Religious Exemptions for Masks? Exploring the Unbelievable

I heard some parents at the school board the other night talking about using religious exemptions to stop their children from having to follow a mask mandate. Usually, I try to limit my direct engagement with people stating this type of foolishness as it does not go anywhere. However, seeing how blatantly and shamelessly Christianity was being distorted, I had to jump in.
I just let them know that there is no legitimate religious exemption to stop their children from having to uphold a public health policy. Unfortunately, many districts are letting this slide. It was recently reported in Charleston County School, where there is a mask mandate, that over 80% of the exemptions were granted-the majority based on “religious exemptions.” This might not be the most serious twisting of the faith. Of course, Christianity, like all religions, has been twisted into calls for violence, genocide, nationalism, and conquest. However, this might be one of the most hysterical. It’s like a cynical joke that someone came up with, that people actually took seriously. One of the women at the board meeting said it was what the Holy Spirit had guided her in and said something about covering up the image of God. She also said that you cannot question anyone’s religious belief. I would have to disagree. There are plenty of religious ideas that are counter to the public good that always need to be questioned. Of course, beating on one’s chest and demanding one’s rights, especially at the sake of public health, is the exact opposite of the message of Christianity.

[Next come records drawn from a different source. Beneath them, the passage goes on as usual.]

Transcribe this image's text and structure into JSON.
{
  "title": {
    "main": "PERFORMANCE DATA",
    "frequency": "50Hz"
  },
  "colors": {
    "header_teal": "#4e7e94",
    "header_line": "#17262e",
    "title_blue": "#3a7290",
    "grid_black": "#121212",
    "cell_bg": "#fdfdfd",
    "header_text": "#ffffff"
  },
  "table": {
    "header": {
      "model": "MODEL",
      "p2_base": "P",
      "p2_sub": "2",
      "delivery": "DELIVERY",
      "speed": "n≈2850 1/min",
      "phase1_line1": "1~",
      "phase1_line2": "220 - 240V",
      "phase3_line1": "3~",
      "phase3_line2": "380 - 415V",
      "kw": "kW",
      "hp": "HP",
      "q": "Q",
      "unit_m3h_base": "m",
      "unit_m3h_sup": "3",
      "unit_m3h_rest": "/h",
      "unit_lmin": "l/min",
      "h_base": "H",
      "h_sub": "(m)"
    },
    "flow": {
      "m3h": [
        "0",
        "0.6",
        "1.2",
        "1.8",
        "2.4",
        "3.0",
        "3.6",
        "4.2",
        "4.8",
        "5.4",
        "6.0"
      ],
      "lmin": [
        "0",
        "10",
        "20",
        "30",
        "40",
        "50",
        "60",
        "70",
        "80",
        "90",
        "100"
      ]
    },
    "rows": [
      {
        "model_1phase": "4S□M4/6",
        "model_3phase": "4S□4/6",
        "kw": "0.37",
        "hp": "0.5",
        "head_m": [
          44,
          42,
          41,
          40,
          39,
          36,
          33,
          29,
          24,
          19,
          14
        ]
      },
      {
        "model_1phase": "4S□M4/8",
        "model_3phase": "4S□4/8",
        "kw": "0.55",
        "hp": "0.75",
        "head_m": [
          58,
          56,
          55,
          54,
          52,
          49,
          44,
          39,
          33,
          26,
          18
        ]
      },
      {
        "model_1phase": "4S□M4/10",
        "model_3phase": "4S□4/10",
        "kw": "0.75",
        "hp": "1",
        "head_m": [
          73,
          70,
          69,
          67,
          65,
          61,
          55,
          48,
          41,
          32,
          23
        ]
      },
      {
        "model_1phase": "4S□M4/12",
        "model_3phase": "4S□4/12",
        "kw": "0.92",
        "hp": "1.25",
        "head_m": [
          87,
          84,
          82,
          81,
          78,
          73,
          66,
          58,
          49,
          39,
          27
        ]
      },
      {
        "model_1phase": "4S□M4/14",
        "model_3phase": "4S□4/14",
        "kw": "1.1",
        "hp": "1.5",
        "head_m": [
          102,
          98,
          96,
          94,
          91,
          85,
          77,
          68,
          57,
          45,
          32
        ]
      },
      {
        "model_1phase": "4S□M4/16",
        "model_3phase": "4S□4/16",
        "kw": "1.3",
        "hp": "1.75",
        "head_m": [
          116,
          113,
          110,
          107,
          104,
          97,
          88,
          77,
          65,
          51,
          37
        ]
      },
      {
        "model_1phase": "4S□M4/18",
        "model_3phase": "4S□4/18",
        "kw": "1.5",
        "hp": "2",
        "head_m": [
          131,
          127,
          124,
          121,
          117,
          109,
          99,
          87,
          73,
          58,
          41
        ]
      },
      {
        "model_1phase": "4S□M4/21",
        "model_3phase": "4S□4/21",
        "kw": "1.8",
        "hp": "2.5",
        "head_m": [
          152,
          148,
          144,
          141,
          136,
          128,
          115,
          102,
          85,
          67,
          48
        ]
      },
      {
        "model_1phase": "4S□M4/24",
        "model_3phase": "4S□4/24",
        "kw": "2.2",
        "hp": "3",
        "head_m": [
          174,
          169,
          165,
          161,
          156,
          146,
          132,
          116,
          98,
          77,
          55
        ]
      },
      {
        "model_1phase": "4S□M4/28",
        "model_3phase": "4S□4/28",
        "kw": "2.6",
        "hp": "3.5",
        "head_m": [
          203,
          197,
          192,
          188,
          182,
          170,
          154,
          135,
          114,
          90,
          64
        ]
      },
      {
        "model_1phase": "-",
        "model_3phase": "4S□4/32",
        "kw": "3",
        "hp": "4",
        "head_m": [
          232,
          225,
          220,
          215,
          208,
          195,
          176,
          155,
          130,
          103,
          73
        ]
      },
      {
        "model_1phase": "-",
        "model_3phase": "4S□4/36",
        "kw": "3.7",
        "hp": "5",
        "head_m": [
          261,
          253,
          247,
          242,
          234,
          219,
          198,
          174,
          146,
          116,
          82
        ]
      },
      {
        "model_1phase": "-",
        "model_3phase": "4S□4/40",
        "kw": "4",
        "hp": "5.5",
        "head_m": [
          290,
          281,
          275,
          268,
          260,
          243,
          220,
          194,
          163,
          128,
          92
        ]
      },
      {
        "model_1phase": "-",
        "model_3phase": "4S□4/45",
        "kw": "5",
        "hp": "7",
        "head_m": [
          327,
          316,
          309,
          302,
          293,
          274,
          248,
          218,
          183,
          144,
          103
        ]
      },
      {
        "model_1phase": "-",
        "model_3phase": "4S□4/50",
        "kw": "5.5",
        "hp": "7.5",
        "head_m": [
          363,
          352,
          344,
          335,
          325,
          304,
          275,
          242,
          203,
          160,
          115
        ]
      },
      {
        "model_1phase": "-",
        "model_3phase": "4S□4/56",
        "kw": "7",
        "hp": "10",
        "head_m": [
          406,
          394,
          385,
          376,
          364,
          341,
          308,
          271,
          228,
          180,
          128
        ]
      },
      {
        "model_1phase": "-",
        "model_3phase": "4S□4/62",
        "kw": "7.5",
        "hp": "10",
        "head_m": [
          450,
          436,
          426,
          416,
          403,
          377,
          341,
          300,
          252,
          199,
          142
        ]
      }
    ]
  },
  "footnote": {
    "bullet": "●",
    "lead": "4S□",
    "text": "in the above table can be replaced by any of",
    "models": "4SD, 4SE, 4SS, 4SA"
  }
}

It was Jesus after all, who told His disciples to take up their cross and follow Him and to lay down their lives for their friends. Christianity is not stating that my individual liberties are being threatened (even if they are very tiny), and therefore, I will fight like hell to keep every liberty.
That is much more based on an extreme individualism that has become so overwhelming in American society and has somehow become coupled with the Christian faith. I have written more extensively about how this relates to our history. We celebrate the fact that our founding fathers started a violent revolution over no taxation without representation, and then somehow try to plaster a Christian value on it. This, of course, is the exact opposite message of the message of Jesus who told his Jewish followers not to rise up in rebellion against an empire that made the British one look charitable and humane in comparison. Perhaps it is because of that history that we have so greatly twisted the message of Christianity and have covered Jesus’ call to lay down our lives for our friends and to take up our cross for Patrick Henry’s “give me liberty or give me death.”
Sometimes the absurd becomes an actual problem. And this is the case with the religious liberty exemptions. School boards and districts should shut these ideas down right away. Christianity does not give one the right to be careless and endanger public health. In fact, its message is the very opposite.